I think that taking photographs can be a sort of challenge to the spectacle, a means of engaging actively and constructing one's own experience rather than standing passively amongst a crowd, faces warmed by the glow of somebody else's show. It can also be a challenge to our ideas of time, to our sense that the past is slipping away and that we're powerless in the face of this, that our memories are not real. I'm sure photography limits experiences, but it also enhances them. I don't think that giving up our control, choosing to be present rather than involved, is inherently a good thing.

These are midnight thoughts, though, and they're not at all developed.
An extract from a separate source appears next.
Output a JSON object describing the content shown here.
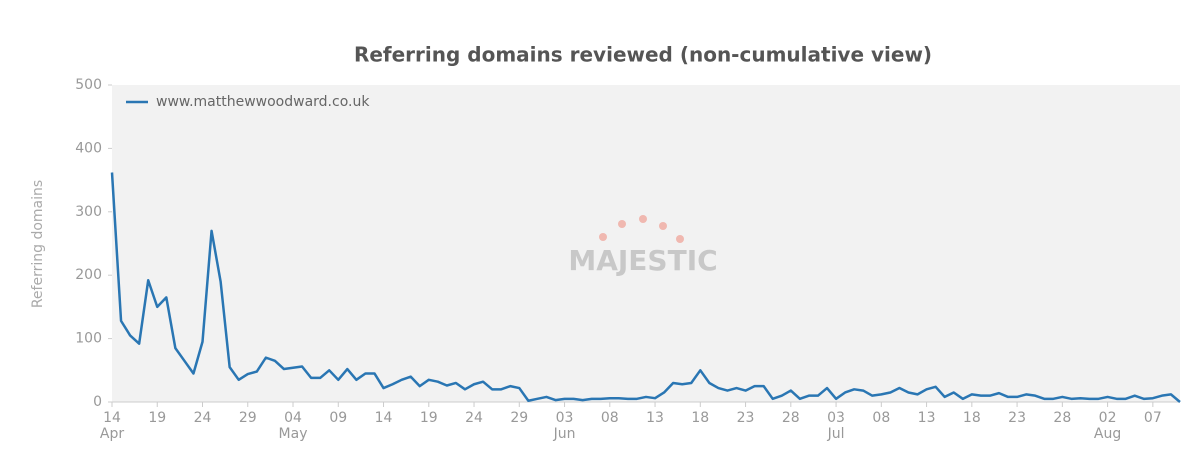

I went to a book launch earlier and drank a cocktail; I had dinner with a friend afterward and drank another cocktail. 


After all, it's neither good nor bad to take photographs; it depends on motivation and on so many contexts. One problem, perhaps, is that people are always guessing at the motivations of others. I began this long tangent by mentioning that I was attempting self-restraint, which acknowledges that my own photographic habits aren't always entirely healthy. I suppose this is because my desire to slow down or reconfigure time is predicated, perhaps, on a fear of losing things or a fear of being lost, of experiences disappearing without witness. I take more photographs when I am alone than when I am with others, though I really like taking photographs of people. I think I sometimes use my camera as a weapon against loneliness. I guess the urge to photograph is, well, a greediness for the world, a fear of the finite?

It's also, perhaps, just a habit. I loved the fireworks and I loved Disneyland. I like photographs, but I don't need them. I should remember that. I should sleep. 

*It seems strange that that first sentence is in the singular when I wasn't alone and the experience of place is very intimately linked to company. But there are many elements of my visit to Disneyland Paris on which I'm not dwelling here, and the narrating of experience is always different to lived experience. Parc Disneyland wasn't nearly as empty as it appears in these images!